The view from a highway viewpoint off I-84 in Oregon spans hundreds if not thousands of square miles of prairie.

This week’s itinerary–courtesy of my second year in a row of doing drive testing for PCMag’s Fastest Mobile Networks project–has reminded me of what I’ve missed.

After landing in Boise Sunday and doing my share of the network testing there, I drove from there to Pasco, Wash., Monday. This roughly 270-mile haul took me up and over the Blue Mountains on Interstate 84 and then treated me to the view at right (from the colorfully-named Deadman’s Pass rest area) of what must be thousands of square miles of plain. After that, a shortcut on local roads past endless stretches of farmland took me to a last stretch alongside the Columbia River. Tuesday’s 220-mile drive from Pasco to Seattle started in flatlands, above which the first mountain peak came into view like some sort of trapezoidal moon. Then I-90 aligned me closer and closer to the Cascades up, through and down the Snoqualmie Pass… and I don’t know how people can stay focused on the road with those alpine views.

(If only I’d had a co-pilot to split the driving and let me take photos out the passenger side!)

Unlike that drive 30 years ago, I had the advantage of a vastly more modern car. PCMag rented a Tesla Model 3 for this trip–part of their agenda is assessing the charging infrastructure available–so gas prices aren’t a concern and neither is getting up to speed on a highway on-ramp. This battery-electric rocket is also a vastly more comfortable ride than the 1977 Toyota Corolla that figured in that summer trip.

The other thing that’s changed from 1992 is all the wind power in sight. And not just in the form of rows of wind turbines gently turning on ridgelines but on the highways, which have treated me to the spectacle of tractor-trailers towing wind-turbine blades. The scale of those is larger than life too, with each gently curved airfoil–longer than a 747’s wing, going by recent averages–stretching far past the back wheels of an already-oversize trailer.

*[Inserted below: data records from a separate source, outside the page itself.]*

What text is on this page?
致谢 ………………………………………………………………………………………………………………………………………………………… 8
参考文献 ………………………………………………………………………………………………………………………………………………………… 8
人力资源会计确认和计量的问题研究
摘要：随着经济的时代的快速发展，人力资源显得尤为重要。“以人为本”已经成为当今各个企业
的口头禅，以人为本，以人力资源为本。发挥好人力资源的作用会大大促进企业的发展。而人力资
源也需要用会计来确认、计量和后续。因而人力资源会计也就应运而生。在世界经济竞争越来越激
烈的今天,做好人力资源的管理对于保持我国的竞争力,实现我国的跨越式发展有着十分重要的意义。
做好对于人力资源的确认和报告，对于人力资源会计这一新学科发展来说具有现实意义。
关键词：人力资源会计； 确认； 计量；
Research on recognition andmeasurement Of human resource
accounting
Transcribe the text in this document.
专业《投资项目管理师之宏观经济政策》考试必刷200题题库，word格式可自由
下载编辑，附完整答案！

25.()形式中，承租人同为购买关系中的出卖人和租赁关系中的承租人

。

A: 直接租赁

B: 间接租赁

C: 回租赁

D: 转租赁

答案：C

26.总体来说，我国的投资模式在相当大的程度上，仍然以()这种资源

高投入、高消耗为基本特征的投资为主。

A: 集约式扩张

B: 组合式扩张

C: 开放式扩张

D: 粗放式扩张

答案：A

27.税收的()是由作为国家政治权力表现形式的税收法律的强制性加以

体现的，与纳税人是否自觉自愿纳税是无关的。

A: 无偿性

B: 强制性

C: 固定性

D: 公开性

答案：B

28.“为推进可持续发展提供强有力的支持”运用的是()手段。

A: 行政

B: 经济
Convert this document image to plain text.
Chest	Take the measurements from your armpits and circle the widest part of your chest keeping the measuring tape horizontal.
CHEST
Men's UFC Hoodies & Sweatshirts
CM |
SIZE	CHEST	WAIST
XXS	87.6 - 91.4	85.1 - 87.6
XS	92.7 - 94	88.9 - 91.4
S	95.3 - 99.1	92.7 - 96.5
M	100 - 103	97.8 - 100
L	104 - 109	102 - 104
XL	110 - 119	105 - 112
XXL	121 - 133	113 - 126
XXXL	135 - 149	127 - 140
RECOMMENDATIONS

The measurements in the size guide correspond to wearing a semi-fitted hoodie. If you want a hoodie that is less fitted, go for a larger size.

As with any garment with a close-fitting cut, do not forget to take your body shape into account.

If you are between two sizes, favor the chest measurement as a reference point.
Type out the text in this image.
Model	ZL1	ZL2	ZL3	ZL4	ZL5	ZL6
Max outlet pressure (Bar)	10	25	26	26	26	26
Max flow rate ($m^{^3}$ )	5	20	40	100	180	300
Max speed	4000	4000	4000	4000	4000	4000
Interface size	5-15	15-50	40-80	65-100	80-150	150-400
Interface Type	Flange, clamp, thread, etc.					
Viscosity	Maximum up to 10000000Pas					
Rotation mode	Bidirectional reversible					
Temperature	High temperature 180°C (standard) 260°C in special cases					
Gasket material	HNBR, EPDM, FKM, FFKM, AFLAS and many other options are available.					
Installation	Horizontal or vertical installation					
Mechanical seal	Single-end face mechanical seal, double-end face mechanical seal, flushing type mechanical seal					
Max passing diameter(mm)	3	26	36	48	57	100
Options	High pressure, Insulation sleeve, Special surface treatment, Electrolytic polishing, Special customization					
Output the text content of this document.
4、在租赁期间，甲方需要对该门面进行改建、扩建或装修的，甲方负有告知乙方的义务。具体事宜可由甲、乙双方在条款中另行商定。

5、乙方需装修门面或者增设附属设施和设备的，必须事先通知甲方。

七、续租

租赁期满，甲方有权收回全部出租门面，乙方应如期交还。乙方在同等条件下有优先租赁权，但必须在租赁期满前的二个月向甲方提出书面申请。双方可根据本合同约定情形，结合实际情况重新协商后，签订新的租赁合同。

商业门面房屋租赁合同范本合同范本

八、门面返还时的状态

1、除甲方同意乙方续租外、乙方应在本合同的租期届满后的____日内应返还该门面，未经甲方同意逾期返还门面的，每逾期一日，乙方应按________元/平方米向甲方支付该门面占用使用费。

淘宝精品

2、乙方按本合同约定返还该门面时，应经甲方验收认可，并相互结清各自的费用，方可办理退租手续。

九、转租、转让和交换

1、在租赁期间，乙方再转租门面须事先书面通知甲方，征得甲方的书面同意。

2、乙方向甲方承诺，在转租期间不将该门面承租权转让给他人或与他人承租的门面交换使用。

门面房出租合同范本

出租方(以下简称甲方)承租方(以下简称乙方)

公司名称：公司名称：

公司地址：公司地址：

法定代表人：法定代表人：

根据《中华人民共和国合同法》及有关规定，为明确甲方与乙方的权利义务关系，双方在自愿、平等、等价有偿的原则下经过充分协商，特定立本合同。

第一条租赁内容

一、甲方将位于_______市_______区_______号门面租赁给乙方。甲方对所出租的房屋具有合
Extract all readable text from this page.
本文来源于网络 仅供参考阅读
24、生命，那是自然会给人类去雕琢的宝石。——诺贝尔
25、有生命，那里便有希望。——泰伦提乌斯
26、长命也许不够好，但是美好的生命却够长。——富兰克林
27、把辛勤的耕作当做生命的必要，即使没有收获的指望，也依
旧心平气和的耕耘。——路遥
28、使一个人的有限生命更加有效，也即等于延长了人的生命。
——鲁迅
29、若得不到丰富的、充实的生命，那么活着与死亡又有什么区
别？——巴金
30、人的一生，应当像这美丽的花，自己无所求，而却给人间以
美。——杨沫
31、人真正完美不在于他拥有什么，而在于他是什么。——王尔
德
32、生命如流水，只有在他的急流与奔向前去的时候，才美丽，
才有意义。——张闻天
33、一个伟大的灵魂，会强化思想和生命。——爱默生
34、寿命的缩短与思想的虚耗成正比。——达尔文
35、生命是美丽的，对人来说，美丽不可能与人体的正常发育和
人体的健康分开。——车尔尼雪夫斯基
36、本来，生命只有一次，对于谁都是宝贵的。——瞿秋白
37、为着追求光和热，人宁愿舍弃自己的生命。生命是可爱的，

Not all of the American West is blessed with epic scenery, though. Thursday, an already-slow drive from Seattle to Portland on I-5 that offered no exceptional views came to an unsettling halt when every car and truck in front lit up its brake lights–a sudden hailstorm had led to a series of crashes that, I learned later, killed one motorcyclist. As I crept past these wrecks and emergency responders caring for their drivers and passengers, I spotted at least four more vehicles that had skidded off the highway and down the wide, grassy trough splitting the northbound and southbound lanes.

I could only think about the random chance that had brought me to this scene then and not 10 minutes earlier–and about how much I will appreciate being home, smaller sights and all, Monday.